2009 marks the 100th anniversary of the municipality of the village of Ayer’s Cliff. Situated near the south west end of Lake Massawippi, the municipality was created back in 1909 when it was detached from the township of Hatley. But the village’s history extends as far back as the 1790s.

In 1799, Thomas Ayer, after whom the village was eventually named, took up residence in the area. A native of New Hampshire, Ayer was the first settler within what would later be the village limits. Around 1815, John Langmaid opened an inn in the area. His establishment catered for a number of years to travelers on the stagecoach line between Boston and Quebec City. In time, the village took on the name of Langmaid’s Flats.
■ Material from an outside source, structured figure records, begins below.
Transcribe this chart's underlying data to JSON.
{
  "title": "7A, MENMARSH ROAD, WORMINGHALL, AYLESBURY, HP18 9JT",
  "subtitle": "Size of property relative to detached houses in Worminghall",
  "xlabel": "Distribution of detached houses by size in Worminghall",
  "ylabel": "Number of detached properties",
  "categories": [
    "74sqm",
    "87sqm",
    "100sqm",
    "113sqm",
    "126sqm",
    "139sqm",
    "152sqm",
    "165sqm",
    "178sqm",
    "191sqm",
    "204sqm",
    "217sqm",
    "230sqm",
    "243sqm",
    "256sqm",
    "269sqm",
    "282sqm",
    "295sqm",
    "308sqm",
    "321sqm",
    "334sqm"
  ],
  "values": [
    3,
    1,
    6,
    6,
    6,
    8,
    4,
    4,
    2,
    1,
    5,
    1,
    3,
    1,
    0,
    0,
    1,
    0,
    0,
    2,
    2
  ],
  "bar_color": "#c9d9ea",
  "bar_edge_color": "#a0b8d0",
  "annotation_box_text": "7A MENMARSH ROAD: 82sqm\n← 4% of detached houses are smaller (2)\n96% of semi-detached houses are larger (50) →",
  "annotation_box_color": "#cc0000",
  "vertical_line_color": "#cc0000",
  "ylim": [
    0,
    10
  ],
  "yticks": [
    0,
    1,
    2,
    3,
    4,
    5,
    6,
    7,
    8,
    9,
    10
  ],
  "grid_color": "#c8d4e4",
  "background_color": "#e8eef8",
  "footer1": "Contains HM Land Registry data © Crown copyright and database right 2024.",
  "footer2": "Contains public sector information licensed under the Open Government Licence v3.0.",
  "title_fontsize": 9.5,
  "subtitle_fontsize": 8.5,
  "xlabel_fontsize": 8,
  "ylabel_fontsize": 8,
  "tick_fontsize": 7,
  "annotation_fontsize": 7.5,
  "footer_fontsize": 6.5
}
By mid-century, the Ayer family had acquired much of the land in the area and the community was re-named Ayer’s Flats. In 1881, the Belden Atlas, which was published in that year, described the village as having the “county buildings, with floral hall below for fairs, and dining room above; a Union church, in which Protestant services are held; railway station; several stores; mechanics shops; etc.” The population at that time numbered about 150.

In 1870, the Massawippi Valley Railway was completed. This line linked the Vermont border with Lennoxville, and Ayer’s Flat was situated about mid-way. The railway, more than anything, contributed towards the prosperity of the village. It, together with the lure of Lake Massawippi, combined to transform the village into a tourist destination.

medium_ac.100.jpgIn 1904, Ayer’s Flat was re-named yet again – this time to Ayer’s Cliff. The rationale for this was that a cliff was thought to sound more picturesque and more enticing to tourists than a flat. The strategy apparently worked, and it was thanks to this name change that American city-dwellers began buying up lakefront property in the community. Ayer’s Cliff (and Lake Massawippi) provided those who could afford it a pleasant refuge during the hot summer months. Best of all, the village and lake were fairly close to the American border and easily accessible by train.

Though the railway has long since ceased to operate, Ayer’s Cliff is still a popular summer destination for cottagers and tourists who stay in the village’s inns and bed and breakfasts. Today, however, the village is probably best known for its county fair. Held each year in August, the Ayer’s Cliff Fair has attracted visitors from all over the Eastern Townships for well over a century.

A number of events are planned throughout 2009 in honour of the Ayer’s Cliff’s centennial. The municipality has also published a brochure on the village’s history.